Investor sentiment has turned markedly against the company on a lowered 2014 output target off of two years of missed production goals. The company is still expected to see 6% revenue growth this year and trades at just 6.3 times trailing earnings. Investors earn a 3.6% dividend yield while they wait for valuation to come up.
Russia has been one of my least favorite emerging markets for several years but it is relatively safe from the chaos we are seeing lately in other markets. Mobile Telesystems OJSC (NYSE:MBT) is a leader in the country and across the commonwealth states it serves, as well as one of the largest carriers in the world with more than 100 million subscribers. Though cellphone penetration in Russia is over 160%, broadband penetration is less than 60% which gives the company a scope advantage with its broadband, voice and cable service.
Revenue growth is fairly stable between 4% and 5% and shares trade at a reasonable 6.6 times trailing earnings. The company's profit margin of 19% is well above U.S. peers like AT&T (NYSE:T) with a margin of 14% and Verizon Communications (NYSE:VZ) with a margin of 2%. Shares of Mobile Telesystems pay a 4.5% dividend yield and are near their 52-week lows.

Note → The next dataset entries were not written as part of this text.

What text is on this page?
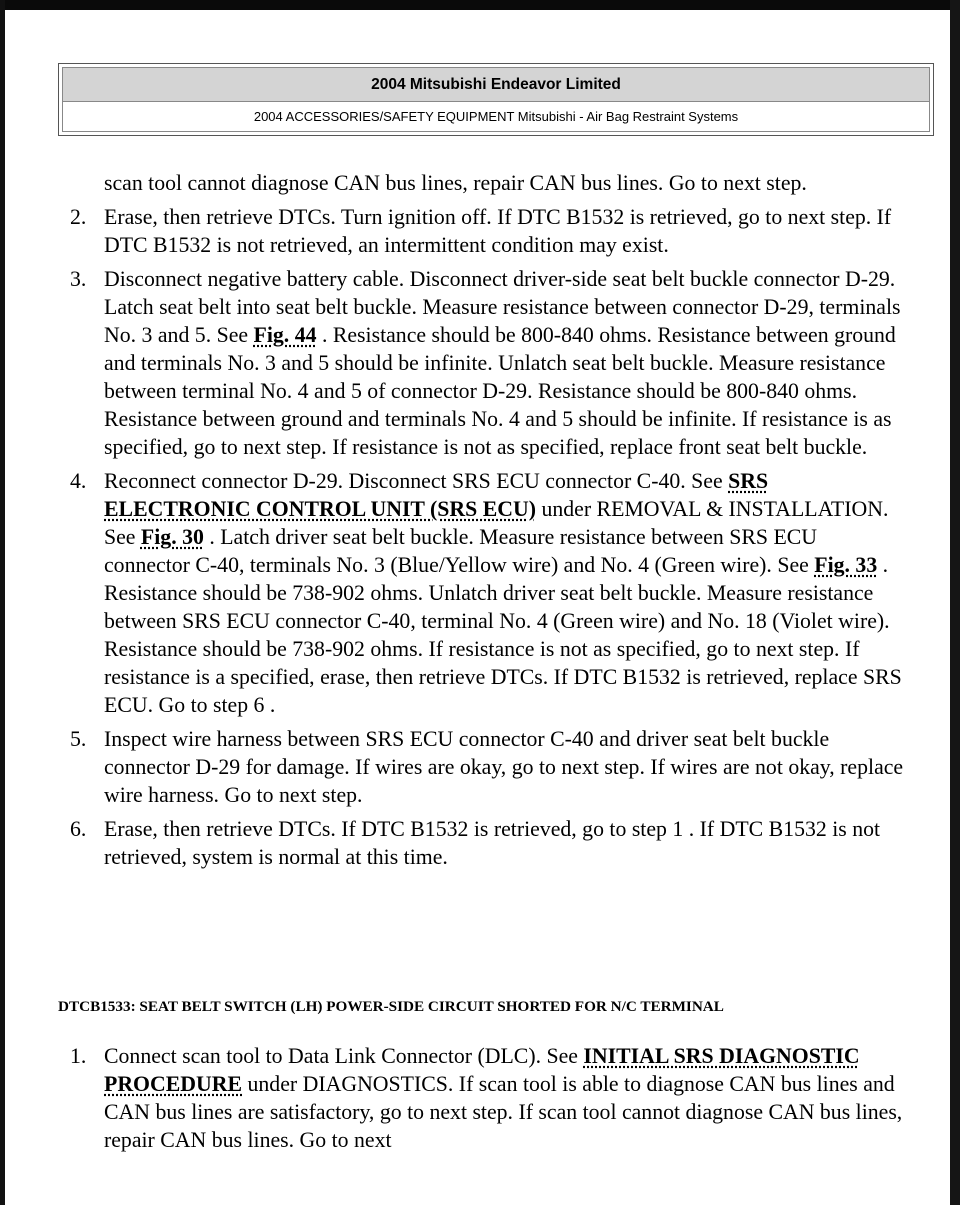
2004 Mitsubishi Endeavor Limited
2004 ACCESSORIES/SAFETY EQUIPMENT Mitsubishi - Air Bag Restraint Systems
scan tool cannot diagnose CAN bus lines, repair CAN bus lines. Go to next step.
2. Erase, then retrieve DTCs. Turn ignition off. If DTC B1532 is retrieved, go to next step. If DTC B1532 is not retrieved, an intermittent condition may exist.
3. Disconnect negative battery cable. Disconnect driver-side seat belt buckle connector D-29. Latch seat belt into seat belt buckle. Measure resistance between connector D-29, terminals No. 3 and 5. See Fig. 44 . Resistance should be 800-840 ohms. Resistance between ground and terminals No. 3 and 5 should be infinite. Unlatch seat belt buckle. Measure resistance between terminal No. 4 and 5 of connector D-29. Resistance should be 800-840 ohms. Resistance between ground and terminals No. 4 and 5 should be infinite. If resistance is as specified, go to next step. If resistance is not as specified, replace front seat belt buckle.
4. Reconnect connector D-29. Disconnect SRS ECU connector C-40. See SRS ELECTRONIC CONTROL UNIT (SRS ECU) under REMOVAL & INSTALLATION. See Fig. 30 . Latch driver seat belt buckle. Measure resistance between SRS ECU connector C-40, terminals No. 3 (Blue/Yellow wire) and No. 4 (Green wire). See Fig. 33 . Resistance should be 738-902 ohms. Unlatch driver seat belt buckle. Measure resistance between SRS ECU connector C-40, terminal No. 4 (Green wire) and No. 18 (Violet wire). Resistance should be 738-902 ohms. If resistance is not as specified, go to next step. If resistance is a specified, erase, then retrieve DTCs. If DTC B1532 is retrieved, replace SRS ECU. Go to step 6 .
5. Inspect wire harness between SRS ECU connector C-40 and driver seat belt buckle connector D-29 for damage. If wires are okay, go to next step. If wires are not okay, replace wire harness. Go to next step.
6. Erase, then retrieve DTCs. If DTC B1532 is retrieved, go to step 1 . If DTC B1532 is not retrieved, system is normal at this time.
DTCB1533: SEAT BELT SWITCH (LH) POWER-SIDE CIRCUIT SHORTED FOR N/C TERMINAL
1. Connect scan tool to Data Link Connector (DLC). See INITIAL SRS DIAGNOSTIC PROCEDURE under DIAGNOSTICS. If scan tool is able to diagnose CAN bus lines and CAN bus lines are satisfactory, go to next step. If scan tool cannot diagnose CAN bus lines, repair CAN bus lines. Go to next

With the bloodbath over the last couple of weeks, investors need to start thinking about being greedy while the rest of the market is fearful. I doubt that the selloff has run its course completely but investors should consider staggering into the best names and not worry too much about picking a bottom. Look for relatively stable regions and stocks with a competitive advantage in their sector. High dividend yields in many of these names can provide decent returns while you wait for a longer-term rebound.
Disclosure: I have no positions in any stocks mentioned, and no plans to initiate any positions within the next 72 hours. I wrote this article myself, and it expresses my own opinions. I am not receiving compensation for it (other than from Seeking Alpha). I have no business relationship with any company whose stock is mentioned in this article.